Sencha is the most ubiquitous tea found in Japan, but for good reason — it exemplifies the one-of-a-kind umami flavor that epitomizes the heart of Japanese taste. Sencha illustrates the harmonious balance of sweetness, astringency, umami, and bitterness. Even its translation hints to its ubiquity: "sen" means "to infuse" while "cha" means "tea," so sencha in totality translates to "brewing tea." Invented in the 18th century in Uji, Japan by Soen Nagatani, the tea leaves are dried, steamed, and rolled into their characteristic needle shape. A fairly versatile tea, sencha can be brewed & enjoyed in a myriad of ways depending on personal preference.
Aroma: elegant and sweet
Flavor: a deeply savory tea with rich texture, but with you may get a hint of sweet pineapple and salty minerality.

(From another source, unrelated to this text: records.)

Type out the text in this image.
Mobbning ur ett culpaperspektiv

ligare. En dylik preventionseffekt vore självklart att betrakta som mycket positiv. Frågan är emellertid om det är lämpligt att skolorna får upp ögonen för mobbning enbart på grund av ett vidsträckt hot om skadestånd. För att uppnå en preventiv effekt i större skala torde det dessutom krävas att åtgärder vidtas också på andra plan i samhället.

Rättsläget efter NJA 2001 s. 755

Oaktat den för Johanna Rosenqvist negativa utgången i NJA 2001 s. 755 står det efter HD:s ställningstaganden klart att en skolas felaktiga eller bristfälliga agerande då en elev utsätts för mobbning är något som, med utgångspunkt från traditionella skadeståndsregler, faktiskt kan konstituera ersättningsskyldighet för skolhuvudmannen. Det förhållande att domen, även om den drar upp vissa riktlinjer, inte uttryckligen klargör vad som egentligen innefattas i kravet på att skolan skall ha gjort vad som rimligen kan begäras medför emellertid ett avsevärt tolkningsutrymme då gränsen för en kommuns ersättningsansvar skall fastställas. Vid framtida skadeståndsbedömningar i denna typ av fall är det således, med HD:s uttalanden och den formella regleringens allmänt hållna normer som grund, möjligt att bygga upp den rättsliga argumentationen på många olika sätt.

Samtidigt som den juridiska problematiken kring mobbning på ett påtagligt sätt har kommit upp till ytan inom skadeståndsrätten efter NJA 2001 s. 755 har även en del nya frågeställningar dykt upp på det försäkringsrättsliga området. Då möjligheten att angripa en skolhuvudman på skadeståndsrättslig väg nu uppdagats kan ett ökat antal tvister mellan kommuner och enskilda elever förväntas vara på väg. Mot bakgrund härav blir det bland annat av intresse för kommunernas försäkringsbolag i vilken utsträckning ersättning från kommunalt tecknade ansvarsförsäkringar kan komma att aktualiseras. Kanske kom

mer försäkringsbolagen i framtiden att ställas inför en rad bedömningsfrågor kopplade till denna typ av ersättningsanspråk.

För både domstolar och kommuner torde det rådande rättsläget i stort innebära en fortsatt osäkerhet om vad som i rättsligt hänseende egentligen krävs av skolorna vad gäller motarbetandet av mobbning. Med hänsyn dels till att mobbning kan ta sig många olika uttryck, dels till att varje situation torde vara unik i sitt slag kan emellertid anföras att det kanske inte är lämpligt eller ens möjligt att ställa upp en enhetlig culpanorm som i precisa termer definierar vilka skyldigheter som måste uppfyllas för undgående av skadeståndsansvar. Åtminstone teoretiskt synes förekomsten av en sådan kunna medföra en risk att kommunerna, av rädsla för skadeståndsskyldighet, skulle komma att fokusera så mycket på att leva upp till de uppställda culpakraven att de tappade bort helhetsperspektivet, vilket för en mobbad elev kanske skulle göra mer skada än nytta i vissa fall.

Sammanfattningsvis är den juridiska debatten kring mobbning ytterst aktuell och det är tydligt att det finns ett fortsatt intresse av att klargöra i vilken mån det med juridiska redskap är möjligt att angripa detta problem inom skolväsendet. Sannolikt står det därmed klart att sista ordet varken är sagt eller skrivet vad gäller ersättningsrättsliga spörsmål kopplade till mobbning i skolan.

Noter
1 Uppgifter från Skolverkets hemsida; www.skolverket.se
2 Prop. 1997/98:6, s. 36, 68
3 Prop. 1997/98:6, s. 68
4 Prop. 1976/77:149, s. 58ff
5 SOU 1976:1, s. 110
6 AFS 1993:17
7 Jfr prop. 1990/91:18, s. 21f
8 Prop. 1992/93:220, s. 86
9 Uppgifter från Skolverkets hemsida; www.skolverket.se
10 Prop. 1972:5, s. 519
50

Location: Satsuma Town, Kagoshima.
Harvest Season: Early Spring, Shincha season - April.
Process: Once the first flush (shincha / ichibancha) is ready to harvest in the spring, the leaves are diligently gathered — most often this will be the bud with 2 or 3 leaves of new growth. To create our sencha, the leaves are steamed (Chumushi, normal steaming), dried, cooled, rolled into shape, sorted, and then rolled a final time.
Amount: 6g (2tsp) Sencha
Water: 180ml (6oz) of 160º-175ºF water.
Time: 30 seconds - 1 minute, or up to 2 minutes depending on your preference. You may also try hotter temperatures for shorter periods of time. You'll experience a range of flavors. Using the guide above will give you a sweeter cup, while the hot water/short time brew method will extract more vegetal notes. Experiment!
Make Iced Tea: Our sencha is great for both slow ice-steeping and cold brewing.
Learn 3 different methodologies to make iced tea here.
Food Pairing: You could drink sencha all day long, but ours pairs particularly wonderfully with seafood!
Sold in either 50g or 100g bags. Store in a cool, dark location. Best consumed within 3 months.